EMPLOYMENT APPEAL TRIBUNAL
58 VICTORIA EMBANKMENT, LONDON EC4Y 0DS
             At the Tribunal
             On 21 & 22 June 2004
             Judgment delivered on 5 August 2004

Before

HIS HONOUR JUDGE PETER CLARK

MR K EDMONDSON JP

MR F MOTTURE



NOTTINGHAM CITY COUNCIL APPELLANT

(1) MR R A GREEN
(2) MR A ATKINS
(3) MR I BAILEY
RESPONDENT


Transcript of Proceedings

JUDGMENT

Revised

© Copyright 2004


    APPEARANCES

     

    For the Appellant MS S ROBERTSON
    (of Counsel)
    Instructed by:
    Nottingham City Council
    Legal Services Division
    City Secretary's Department
    The Guildhall
    Burton Street
    Nottingham NG1 4BT



    For the Respondents MR D CHRISTIE
    (of Counsel)
    Instructed by:
    Messrs Nelsons
    Solicitors
    Employment Unit
    Pennine House
    8 Stanford Street
    Nottingham NG1 7BQ


     

    SUMMARY
    Race Discrimination

    Direct discrimination - victimisation (RRA) - Unfair discrimination.

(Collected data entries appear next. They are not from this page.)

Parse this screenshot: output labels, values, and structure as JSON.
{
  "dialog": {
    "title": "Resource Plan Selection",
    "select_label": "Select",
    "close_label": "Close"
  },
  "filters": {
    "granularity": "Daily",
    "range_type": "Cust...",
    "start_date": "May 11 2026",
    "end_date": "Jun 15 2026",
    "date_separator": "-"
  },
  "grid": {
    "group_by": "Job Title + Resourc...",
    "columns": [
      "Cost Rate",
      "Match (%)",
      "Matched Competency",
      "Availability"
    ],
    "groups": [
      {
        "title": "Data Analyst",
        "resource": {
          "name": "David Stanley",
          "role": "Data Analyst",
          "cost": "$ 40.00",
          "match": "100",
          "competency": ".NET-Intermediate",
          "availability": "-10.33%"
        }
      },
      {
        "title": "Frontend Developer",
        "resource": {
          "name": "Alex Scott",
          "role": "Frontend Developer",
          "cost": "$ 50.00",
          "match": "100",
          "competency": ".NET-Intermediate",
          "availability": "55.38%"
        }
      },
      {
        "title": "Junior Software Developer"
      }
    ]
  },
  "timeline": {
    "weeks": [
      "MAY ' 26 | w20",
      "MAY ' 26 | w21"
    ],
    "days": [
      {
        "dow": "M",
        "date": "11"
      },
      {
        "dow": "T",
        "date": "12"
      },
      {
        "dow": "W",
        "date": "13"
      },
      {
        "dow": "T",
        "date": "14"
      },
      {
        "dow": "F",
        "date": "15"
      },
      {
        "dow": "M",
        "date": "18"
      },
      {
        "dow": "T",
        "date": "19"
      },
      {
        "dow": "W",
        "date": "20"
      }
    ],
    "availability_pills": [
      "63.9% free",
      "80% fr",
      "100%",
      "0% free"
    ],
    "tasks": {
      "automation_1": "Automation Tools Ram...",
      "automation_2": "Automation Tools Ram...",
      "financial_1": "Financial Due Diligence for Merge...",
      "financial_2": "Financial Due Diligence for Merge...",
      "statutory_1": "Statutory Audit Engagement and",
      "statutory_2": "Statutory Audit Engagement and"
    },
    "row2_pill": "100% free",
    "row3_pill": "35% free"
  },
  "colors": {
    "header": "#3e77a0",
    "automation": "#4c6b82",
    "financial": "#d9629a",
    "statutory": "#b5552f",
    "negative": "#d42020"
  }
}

Need for proper case management. Adequacy of ET reasoning. Appeal allowed and case remitted for rehearing.


     

    HIS HONOUR JUDGE PETER CLARK

  1. This case graphically illustrates the need for careful case management by Tribunal Chairmen, clearly identifying the issues of fact and law for determination by the full Tribunal at the substantive hearing, particularly in a case involving Applicants, then effectively in person, conducting claims of direct and indirect discrimination and victimisation under the Race Relations Act 1976 (RRA) and unfair dismissal; a case which ran for 31 days, culminating in a Reserved Decision by a Tribunal sitting at Nottingham under the chairmanship of Mr J A Caborn, promulgated on 11 August 2003, almost one year after it began, with Extended Written Reasons (EWR) running to 65 pages.
  2. Background

  3. In summary, the Applicants, who are each of black, African-Caribbean racial origin, were employed by the Respondent Council and its predecessor for many years. They were experienced social workers, but without formal qualifications, working in the Youth Justice Service (YJS). Following the passing of the Crime and Disorder Act 1998, a reorganisation took place; YJS was replaced by the establishment of the Youth Offending Team (YOT). The Respondent decided initially that the new case manager posts in YOT, which the Applicants believed were of comparable status to the posts which they formally held in YJS, required post-holders to have formal professional qualifications. That prima facie excluded the Applicants. They did not apply for those posts, but opted for the redeployment route. In the event alternative employment offered to them was rejected and each was dismissed in April 2001.
  4. In July 2000 Unison, on behalf of the Applicants Atkins and Bailey lodged a grievance arising out of the reorganisation under the Respondent's harassment and discrimination procedure, alleging both direct and indirect race discrimination. Mr Green was included in the grievance shortly thereafter. It was investigated by Harris Joshua, a senior officer of the Respondent. His report concluded that the Applicants experienced direct race discrimination while on the redeployment register. There was, he found, no case of indirect discrimination.
  5. The Applicants commenced Tribunal proceedings prior to their dismissal. All three Applicants, in their first Originating Applications lodged in February 2001, alleged race discrimination, that is, less favourable treatment than former colleagues on grounds of race during the redeployment process. The particulars of complaint were identical in each case. Those were followed by further Originating Applications, following dismissal, complaining of race discrimination, victimisation and unfair dismissal in July 2001.
  6. The claims were resisted and a directions hearing was held before a Chairman, Mr S Keevash, on 31 January 2002. The Chairman, in a letter to the parties dated 31 January, asked that the following issues be addressed:
  7. "1. What are the events relied upon by the Applicants to support their complaints of unlawful discrimination and/or victimisation?
    2. What are the events relied upon only as background information?
    3. Who are the comparitors (sic) relied upon by the Applicants?
    4. Is training an issue which forms part of the complaints of unlawful discrimination and victimisation?"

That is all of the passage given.